Der Tag bot Gelegenheit viele weitere Sehenswürdigkeiten Warschaus in eigener Regie aufzusuchen. Wir durchwanderten den Sächsischen Garten mit dem Grabmal des Unbekannten Soldaten, bummelten durch Gassen und Plätze und besichtigten Kirchen oder Museen. Für Stärkung und Erfrischung sorgten die vielen Restaurants und Cafés.
Am Abend trafen wir uns zum gemeinsamen Abendessen, das dieses Mal nicht im Hotel, sondern in einem Restaurant in der Altstadt stattfand.
Tag 5 der Reise
Am Mittwoch, den 21.05. hieß es früh aufzustehen, denn es ging mit dem Bus nach Czestochowa (Tschenstochau). Julita sprach auf der Fahrt über Politik (ihre Parteilichkeit für den proeuropäischen Kandidaten bei der bevorstehenden Präsidentenwahl war nicht zu leugnen – glücklicherweise), Geschichte und die wirtschaftlichen Folgen des Ukraine-Kriegs und setzte hinzu: „Krieg verändert alles – nicht nur in den unmittelbar beteiligten Ländern.“

Schwarze Madonna von Tschenstochau
Tschenstochau ist bekannt wegen der schwarzen Madonna im Kloster auf dem Jasna Gora („heller Berg“). Wohl seit der erfolglosen Belagerung des Paulinenklosters im 17. Jahrhundert durch die Schweden ist sie die symbolische Königin Polens und wird als Gnadenbild verehrt. Schwarz ist die aus der Ukraine stammende Madonna nicht, allerdings ein bisschen dunkelhäutig und sie trägt sichtbare Narben. Es herrschte großer Betrieb, viele Besucher kommen mit Kindern, z.T. in Erstkommuniongewändern, z.T. in Trachten. Reger Betrieb herrscht auch in der Kapelle, in der eine Messe nach der anderen gelesen wird. Trotz andächtiger Stimmung kann man schweigend bei laufendem Gottesdienst rings um den Altar gehen. Das machten auch alle Besuchergruppen. Die Führung ging noch in die daneben liegende Basilika, kurz auf das Außengelände, und dann ab in die Schatzkammer.
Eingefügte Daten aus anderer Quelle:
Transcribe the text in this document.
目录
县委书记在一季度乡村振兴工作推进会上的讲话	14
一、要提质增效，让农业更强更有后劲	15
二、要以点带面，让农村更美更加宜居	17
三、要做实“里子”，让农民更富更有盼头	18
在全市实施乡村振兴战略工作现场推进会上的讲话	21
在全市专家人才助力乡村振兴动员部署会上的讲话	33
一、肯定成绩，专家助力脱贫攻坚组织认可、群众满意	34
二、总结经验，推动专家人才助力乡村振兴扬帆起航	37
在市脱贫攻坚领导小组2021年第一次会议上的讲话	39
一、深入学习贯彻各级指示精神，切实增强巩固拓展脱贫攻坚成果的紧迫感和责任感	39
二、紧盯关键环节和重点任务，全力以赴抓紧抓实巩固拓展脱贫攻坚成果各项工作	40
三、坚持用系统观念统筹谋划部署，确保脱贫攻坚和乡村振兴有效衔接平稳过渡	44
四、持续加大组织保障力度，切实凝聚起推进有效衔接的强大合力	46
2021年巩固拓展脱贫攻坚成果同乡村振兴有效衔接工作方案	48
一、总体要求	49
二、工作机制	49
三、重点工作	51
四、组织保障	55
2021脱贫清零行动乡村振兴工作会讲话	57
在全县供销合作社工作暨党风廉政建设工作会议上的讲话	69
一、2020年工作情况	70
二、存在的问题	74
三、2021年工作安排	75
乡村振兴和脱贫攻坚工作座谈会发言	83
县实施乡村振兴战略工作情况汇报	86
Auf der Weiterfahrt empfahl uns Julita wärmstens und ausführlich Alfons Nossol, den sie sehr bewundert. Es handelt sich um einen schlesischen römisch-katholischen Theologen, der die deutsche und die polnische Staatsbürgerschaft besitzt, Professor und emeritierter Bischof von Opole, der sich intensiv um die polnisch-deutsche Versöhnung und Verständigung zwischen den verschiedenen Konfessionen gemüht hat.
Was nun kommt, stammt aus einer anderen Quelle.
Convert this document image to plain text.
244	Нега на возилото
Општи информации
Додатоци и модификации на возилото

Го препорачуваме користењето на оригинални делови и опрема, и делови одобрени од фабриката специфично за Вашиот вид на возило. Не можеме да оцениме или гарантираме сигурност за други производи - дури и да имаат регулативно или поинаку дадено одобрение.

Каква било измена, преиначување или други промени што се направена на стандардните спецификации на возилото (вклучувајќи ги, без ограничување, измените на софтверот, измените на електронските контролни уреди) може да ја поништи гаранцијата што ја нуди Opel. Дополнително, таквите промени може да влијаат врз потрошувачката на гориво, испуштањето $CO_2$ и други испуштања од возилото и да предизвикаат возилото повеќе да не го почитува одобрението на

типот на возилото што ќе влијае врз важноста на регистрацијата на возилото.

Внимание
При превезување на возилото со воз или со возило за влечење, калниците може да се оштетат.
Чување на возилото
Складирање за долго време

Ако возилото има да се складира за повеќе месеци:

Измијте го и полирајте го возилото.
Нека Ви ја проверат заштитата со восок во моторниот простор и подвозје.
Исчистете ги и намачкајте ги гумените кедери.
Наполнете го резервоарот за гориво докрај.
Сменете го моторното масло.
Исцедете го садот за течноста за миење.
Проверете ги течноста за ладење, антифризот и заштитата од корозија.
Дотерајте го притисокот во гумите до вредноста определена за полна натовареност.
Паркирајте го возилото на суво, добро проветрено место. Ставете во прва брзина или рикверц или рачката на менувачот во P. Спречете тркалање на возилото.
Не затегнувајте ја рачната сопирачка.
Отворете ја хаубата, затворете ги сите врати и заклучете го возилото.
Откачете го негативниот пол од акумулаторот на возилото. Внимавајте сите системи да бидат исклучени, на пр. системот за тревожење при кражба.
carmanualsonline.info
Vom Bus aus sahen wir viel Landschaft – weite Felder, Wiesen, Wälder, so ähnlich, wie man sich Polen vielleicht vorstellt, aber ganz anders als Warschau.
Bei Julita war diesmal Schlesien Thema, schlesisches Nationalbewusstsein, schlesische Rezepte… Es wurde klar, dass Schlesien kein deutsches Stammland ist, eher ein Land für sich, das in der Geschichte immer wieder hin- und hergeschoben wurde.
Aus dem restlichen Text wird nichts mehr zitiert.